For marketers, the first impression increasingly happens inside an AI-generated summary rather than on a website, event, or in a sales conversation.  

Read the full AI Priorities executive summary

Trust factor 

Fortunately, survey results indicate buyers aren’t inclined to take AI recommendations at face value, at least not yet. When an LLM produces a recommendation or shortlist, buyers triangulate with other sources. The AI Priorities study found that 53% cross-check with analyst or editorial content, 47% visit vendor websites, and 43% consult peers. Those figures are consistent with pre-AI behaviors. Traditional sources haven’t disappeared; they’ve become a confirmation step rather than a primary discovery mechanism. 

Notably, more than half of respondents to the AI Priorities study said they place only “moderate trust” in LLM outputs, while about one-third express high trust. The technology is moving quickly, however, and improvements in LLM output are likely to boost trust scores over time.  

For vendors, the new priorities are to achieve visibility into AI outputs and consistency across the external sources buyers use to verify them. 

Visibility in AI engines depends on how well a vendor’s information is represented across the range of sources that AI systems ingest and synthesize. While traditional techniques for achieving search visibility, such as optimizing for indexed pages and keyword queries, are still valid, AI optimization differs in several key ways.  

AI outputs are less forgiving. Instead of presenting a list of results, they provide a single synthesized answer unless asked otherwise. Vendors that don’t appear in that result are effectively invisible.  

Search engines match queries to keywords and backlinks. LLMs interpret intent and generate answers based on semantic relationships. This means vendor-generated content must clearly articulate use cases, differentiation, and outcomes in natural language, not just targeted keywords. 

AI models draw from a wide range of sources, including analyst reports, editorial coverage, reviews, and community discussions. Credibility is determined by consistency across the ecosystem, not just messaging on a vendor’s website. This makes third-party sources a more critical validation element. Bylined articles, videotaped interviews, and positive media coverage are more important than ever. The objective shifts from attracting traffic to influencing how the category and vendor are described within the answer to a prompt. 

There’s good news in the research for new companies, in particular. The AI Priorities study found that 65% of organizations now have dedicated AI budgets, up from 36% just two years ago. It also found that three-quarters of organizations expect to add new vendors to their portfolios. With many new entrants coming on the market, this suggests that the vendor landscape is becoming more dynamic and fluid, offering greater opportunities for new companies to gain visibility.  
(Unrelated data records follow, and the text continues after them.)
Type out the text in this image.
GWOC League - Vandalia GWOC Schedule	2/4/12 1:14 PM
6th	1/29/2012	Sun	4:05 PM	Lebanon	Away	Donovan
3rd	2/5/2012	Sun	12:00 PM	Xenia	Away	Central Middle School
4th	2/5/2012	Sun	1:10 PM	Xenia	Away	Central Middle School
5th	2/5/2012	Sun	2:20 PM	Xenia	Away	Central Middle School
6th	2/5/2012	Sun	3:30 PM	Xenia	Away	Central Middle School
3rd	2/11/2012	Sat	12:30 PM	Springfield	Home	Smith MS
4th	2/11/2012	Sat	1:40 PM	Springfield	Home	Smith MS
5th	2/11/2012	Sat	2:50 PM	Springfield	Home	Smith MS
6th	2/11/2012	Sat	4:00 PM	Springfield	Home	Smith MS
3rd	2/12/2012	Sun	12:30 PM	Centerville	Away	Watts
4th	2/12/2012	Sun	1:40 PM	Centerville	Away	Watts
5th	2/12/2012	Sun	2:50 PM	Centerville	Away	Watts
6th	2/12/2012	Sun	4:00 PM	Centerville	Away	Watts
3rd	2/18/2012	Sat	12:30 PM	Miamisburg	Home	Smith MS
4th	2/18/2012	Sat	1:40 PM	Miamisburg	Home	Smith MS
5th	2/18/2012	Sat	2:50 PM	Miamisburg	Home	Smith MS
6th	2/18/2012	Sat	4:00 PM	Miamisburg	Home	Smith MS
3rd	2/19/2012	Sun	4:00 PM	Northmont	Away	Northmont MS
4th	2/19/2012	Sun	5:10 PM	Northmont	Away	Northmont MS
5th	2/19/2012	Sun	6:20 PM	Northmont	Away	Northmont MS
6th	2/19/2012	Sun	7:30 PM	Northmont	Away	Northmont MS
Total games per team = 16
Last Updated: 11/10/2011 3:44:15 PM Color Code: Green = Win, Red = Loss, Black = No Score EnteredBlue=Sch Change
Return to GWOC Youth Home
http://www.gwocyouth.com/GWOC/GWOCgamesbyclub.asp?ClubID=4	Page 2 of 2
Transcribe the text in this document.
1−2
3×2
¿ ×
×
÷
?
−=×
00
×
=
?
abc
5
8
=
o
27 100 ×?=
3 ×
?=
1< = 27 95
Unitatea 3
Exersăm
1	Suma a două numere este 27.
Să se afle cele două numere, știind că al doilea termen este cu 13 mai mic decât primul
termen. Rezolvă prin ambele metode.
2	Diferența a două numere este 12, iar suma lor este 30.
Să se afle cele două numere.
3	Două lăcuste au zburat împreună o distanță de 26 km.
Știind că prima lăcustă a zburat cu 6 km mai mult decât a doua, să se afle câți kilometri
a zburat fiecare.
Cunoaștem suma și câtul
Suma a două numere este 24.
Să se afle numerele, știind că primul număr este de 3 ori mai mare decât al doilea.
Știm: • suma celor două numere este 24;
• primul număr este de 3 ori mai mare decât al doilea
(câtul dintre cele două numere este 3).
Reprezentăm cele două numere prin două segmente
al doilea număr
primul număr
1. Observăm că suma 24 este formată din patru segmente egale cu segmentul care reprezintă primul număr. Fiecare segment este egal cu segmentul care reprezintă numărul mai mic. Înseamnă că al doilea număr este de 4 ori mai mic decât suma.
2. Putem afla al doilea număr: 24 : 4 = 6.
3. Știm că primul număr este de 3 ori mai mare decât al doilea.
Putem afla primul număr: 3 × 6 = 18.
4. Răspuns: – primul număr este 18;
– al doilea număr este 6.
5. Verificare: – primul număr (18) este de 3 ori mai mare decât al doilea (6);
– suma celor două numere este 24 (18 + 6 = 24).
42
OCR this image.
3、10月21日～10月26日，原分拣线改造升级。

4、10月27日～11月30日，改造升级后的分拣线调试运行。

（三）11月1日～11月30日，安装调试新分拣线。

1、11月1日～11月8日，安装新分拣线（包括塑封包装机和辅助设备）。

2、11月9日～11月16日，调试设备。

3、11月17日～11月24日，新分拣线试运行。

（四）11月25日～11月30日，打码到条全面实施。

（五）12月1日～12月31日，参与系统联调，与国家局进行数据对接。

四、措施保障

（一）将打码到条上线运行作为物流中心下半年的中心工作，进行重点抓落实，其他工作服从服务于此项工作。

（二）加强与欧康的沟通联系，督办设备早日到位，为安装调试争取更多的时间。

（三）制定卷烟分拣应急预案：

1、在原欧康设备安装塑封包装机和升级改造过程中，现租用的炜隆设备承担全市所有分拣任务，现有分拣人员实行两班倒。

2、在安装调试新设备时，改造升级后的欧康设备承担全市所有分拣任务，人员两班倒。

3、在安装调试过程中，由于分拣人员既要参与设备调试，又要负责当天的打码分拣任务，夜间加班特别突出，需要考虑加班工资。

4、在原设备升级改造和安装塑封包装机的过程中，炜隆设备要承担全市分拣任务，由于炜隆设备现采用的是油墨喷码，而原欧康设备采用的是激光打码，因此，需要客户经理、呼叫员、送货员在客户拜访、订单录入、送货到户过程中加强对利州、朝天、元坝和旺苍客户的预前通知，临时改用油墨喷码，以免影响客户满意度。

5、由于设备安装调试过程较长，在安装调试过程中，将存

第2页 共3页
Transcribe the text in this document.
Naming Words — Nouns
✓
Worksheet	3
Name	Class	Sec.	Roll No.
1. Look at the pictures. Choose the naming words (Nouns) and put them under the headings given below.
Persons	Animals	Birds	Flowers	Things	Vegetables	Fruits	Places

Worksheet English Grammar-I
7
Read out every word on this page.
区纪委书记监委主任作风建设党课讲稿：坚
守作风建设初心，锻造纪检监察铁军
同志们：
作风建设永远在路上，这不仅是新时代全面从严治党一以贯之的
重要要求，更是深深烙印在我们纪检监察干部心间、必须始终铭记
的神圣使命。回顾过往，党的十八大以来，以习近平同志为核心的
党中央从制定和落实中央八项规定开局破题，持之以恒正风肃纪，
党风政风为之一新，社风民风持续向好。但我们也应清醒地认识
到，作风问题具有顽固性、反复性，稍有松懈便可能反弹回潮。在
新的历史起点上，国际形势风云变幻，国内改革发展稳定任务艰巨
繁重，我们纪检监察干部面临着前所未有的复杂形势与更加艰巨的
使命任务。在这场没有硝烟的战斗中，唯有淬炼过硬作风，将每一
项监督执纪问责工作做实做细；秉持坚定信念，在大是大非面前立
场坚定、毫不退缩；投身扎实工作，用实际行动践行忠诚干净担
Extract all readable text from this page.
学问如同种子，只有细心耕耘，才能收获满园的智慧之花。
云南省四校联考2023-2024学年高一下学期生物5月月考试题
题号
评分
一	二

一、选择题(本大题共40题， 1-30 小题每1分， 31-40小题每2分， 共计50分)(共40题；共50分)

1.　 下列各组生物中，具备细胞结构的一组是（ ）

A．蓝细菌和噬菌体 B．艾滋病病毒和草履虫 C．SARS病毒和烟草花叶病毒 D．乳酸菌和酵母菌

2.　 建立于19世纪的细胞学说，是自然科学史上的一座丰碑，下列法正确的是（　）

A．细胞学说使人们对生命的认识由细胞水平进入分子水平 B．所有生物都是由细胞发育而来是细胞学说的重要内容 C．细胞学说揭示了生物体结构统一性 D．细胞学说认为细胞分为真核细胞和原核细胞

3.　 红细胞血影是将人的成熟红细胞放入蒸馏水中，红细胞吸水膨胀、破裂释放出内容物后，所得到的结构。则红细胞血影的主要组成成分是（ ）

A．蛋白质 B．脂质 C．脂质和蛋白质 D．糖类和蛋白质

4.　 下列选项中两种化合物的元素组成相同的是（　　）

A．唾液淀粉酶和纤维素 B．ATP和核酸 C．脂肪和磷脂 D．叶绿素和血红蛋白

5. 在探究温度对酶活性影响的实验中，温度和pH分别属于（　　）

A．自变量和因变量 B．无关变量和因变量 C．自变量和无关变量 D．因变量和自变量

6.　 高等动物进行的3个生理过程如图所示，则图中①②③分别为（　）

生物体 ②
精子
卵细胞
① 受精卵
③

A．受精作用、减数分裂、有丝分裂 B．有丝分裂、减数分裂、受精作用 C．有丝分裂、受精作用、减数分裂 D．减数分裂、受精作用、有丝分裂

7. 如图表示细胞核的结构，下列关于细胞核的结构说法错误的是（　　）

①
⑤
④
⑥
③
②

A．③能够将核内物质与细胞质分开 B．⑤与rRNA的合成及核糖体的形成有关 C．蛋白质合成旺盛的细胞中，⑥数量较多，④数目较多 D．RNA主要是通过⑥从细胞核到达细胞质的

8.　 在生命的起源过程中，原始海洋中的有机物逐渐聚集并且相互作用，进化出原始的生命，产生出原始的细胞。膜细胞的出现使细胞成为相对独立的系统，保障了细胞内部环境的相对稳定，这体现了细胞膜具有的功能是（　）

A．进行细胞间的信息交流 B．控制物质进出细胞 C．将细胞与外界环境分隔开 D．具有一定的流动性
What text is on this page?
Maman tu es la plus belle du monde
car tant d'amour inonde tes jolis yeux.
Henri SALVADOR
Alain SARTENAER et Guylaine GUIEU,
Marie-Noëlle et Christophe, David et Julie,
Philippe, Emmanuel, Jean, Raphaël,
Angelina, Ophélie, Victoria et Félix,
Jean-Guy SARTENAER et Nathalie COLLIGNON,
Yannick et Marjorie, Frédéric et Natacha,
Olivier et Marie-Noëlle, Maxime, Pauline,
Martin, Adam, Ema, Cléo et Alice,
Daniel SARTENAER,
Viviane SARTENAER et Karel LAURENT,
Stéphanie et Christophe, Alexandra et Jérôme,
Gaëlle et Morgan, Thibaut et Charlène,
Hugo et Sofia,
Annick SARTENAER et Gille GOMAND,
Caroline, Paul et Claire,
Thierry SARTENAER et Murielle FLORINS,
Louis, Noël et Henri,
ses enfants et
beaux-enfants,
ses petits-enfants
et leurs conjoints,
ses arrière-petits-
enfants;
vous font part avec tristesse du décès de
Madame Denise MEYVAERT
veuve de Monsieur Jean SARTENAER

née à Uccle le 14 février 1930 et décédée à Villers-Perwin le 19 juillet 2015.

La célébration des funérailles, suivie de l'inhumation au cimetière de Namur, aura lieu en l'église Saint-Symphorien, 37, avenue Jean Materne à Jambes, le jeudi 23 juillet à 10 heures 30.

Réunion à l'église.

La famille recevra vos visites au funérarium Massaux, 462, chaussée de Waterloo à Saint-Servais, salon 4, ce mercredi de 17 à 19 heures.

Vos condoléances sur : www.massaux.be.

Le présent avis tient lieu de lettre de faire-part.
Here’s what marketers can do to boost their AI visibility in the short term. 

  • Structure content for comprehension, not just indexing. Clearly articulate capabilities, use cases, and differentiation points to increase the likelihood that AI systems will understand and accurately portray them.  
  • Create structured, machine-readable content using tools such as schema markup and product definitions. Map relationships between the company, product, and use case. FAQs are an excellent tool. 
  • Double down on third-party validation. Analyst coverage, independent reviews, and editorial mentions are not just credibility signals for humans but also source material for AI synthesis and later validation.  
  • Use consistent naming across channels and encourage partners and influencers to do the same. Discrepancies between vendor messaging and external descriptions can reduce the chance of inclusion in AI-generated summaries. 
  • Promote experts. AI engines look for proof that the people who build products have the skills to solve the problems customers ask about.  

Think of AI engines as proxies for human researchers. Technical factors like metatags, keyword frequency, and keyword proximity are less important than demonstrated expertise and third-party validation. 

Visibility is no longer just about being found. It’s about being understood.